Opinion
2014-12-3
Lynn W.L. Fahey, New York, N.Y. (Allegra Glashausser of counsel), for appellant. Kenneth P. Thompson, District Attorney, Brooklyn, N.Y. (Leonard Joblove, Thomas M. Ross, and Amanda Muros–Bishoff of counsel), for respondent.
Lynn W.L. Fahey, New York, N.Y. (Allegra Glashausser of counsel), for appellant. Kenneth P. Thompson, District Attorney, Brooklyn, N.Y. (Leonard Joblove, Thomas M. Ross, and Amanda Muros–Bishoff of counsel), for respondent.
REINALDO E. RIVERA, J.P., PETER B. SKELOS, THOMAS A. DICKERSON and BETSY BARROS, JJ.
Appeal by the defendant from a judgment of the Supreme Court, Kings County (Gary, J.), rendered April 19, 2012, convicting her of criminal possession of a weapon in the second degree, upon a jury verdict, and imposing sentence. The appeal brings up for review the denial, after a hearing, of that branch of the defendant's omnibus motion which was to suppress certain physical evidence.
ORDERED that the judgment is affirmed.
The defendant contends that the Supreme Court erred in denying that branch of her omnibus motion which was to suppress a photograph found on her cell phone. This contention is without merit, as the evidence presented at the suppression hearing supports the court's conclusion that the defendant voluntarily consented to a search of her cell phone ( see People v. Gonzalez, 39 N.Y.2d 122, 128, 383 N.Y.S.2d 215, 347 N.E.2d 575; People v. Dail, 69 A.D.3d 873, 874, 894 N.Y.S.2d 78; People v. Visich, 57 A.D.3d 804, 806, 870 N.Y.S.2d 376; People v. Quagliata, 53 A.D.3d 670, 672, 861 N.Y.S.2d 792; People v. Edwards, 46 A.D.3d 698, 699, 847 N.Y.S.2d 601).
Alternatively, the defendant contends that she was deprived of a fair trial when the Supreme Court admitted into evidence a photograph found on her cell phone. Initially, this claim is unpreserved for appellate review, as the defendant raised no objection at trial to the introduction of this allegedly prejudicial photograph ( seeCPL 470.05[2]; People v. Donovan, 59 N.Y.2d 834, 836, 464 N.Y.S.2d 745, 451 N.E.2d 492; People v. Gaines, 158 A.D.2d 540, 540, 551 N.Y.S.2d 307).
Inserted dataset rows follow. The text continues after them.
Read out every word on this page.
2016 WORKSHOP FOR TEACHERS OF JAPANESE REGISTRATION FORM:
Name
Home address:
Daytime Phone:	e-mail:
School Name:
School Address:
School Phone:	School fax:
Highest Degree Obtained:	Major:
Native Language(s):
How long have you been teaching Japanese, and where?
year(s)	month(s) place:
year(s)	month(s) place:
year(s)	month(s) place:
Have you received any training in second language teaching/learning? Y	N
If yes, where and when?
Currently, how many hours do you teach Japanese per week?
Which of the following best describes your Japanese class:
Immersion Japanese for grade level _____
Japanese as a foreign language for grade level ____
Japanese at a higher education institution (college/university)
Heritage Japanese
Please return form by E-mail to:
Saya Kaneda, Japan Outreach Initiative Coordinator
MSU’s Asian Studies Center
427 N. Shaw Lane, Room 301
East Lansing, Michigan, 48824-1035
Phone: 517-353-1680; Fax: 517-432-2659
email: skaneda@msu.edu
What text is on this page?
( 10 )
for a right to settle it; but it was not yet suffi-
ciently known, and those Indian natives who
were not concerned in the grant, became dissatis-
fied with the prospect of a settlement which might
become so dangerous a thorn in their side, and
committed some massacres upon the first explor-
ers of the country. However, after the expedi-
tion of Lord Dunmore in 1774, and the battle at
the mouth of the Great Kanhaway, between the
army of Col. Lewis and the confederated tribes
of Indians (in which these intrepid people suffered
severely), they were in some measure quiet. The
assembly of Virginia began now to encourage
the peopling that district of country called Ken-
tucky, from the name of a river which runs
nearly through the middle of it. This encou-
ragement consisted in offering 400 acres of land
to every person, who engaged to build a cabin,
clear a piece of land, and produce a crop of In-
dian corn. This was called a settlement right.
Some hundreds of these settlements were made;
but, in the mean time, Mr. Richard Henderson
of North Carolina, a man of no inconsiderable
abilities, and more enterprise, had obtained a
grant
In any event, the claim is without merit. Photographic evidence “should be excluded only if its sole purpose is to arouse the emotions of the jury and to prejudice the defendant” (People v. Pobliner, 32 N.Y.2d 356, 370, 345 N.Y.S.2d 482, 298 N.E.2d 637; see People v. Thomas, 99 A.D.3d 737, 738, 951 N.Y.S.2d 581; People v. Sampson, 67 A.D.3d 1031, 1032, 890 N.Y.S.2d 557). When an inflammatory photograph is relevant to a material issue at trial, the court has broad discretion to determine whether the probative value of the photograph outweighs any prejudice to the defendant ( see People v. Stevens, 76 N.Y.2d 833, 835–836, 560 N.Y.S.2d 119, 559 N.E.2d 1278; People v. Thomas, 99 A.D.3d at 738, 951 N.Y.S.2d 581). Here, the photograph at issue was relevant to material issues in the case, and the Supreme Court did not improvidently exercise its discretion in admitting it into evidence. Contrary to the defendant's contentions, the photograph was not so inflammatory as to deprive her of a fair trial.
The defendant's contention that the Supreme Court considered improper factors in imposing sentence is unpreserved for appellate review ( seeCPL 470.05[2]; People v. Garson, 69 A.D.3d 650, 652, 892 N.Y.S.2d 511). While the court accepted a victim impact statement from the alleged victim of a crime of which the defendant was acquitted, under the circumstances of this case, reversal is not required. There is no indication that the court was unduly influenced by that statement ( see People v. Knapp, 213 A.D.2d 740, 741–742, 623 N.Y.S.2d 355; People v. Jones, 195 A.D.2d 482, 483, 599 N.Y.S.2d 860). Finally, the sentence imposed was not excessive ( see People v. Suitte, 90 A.D.2d 80, 455 N.Y.S.2d 675).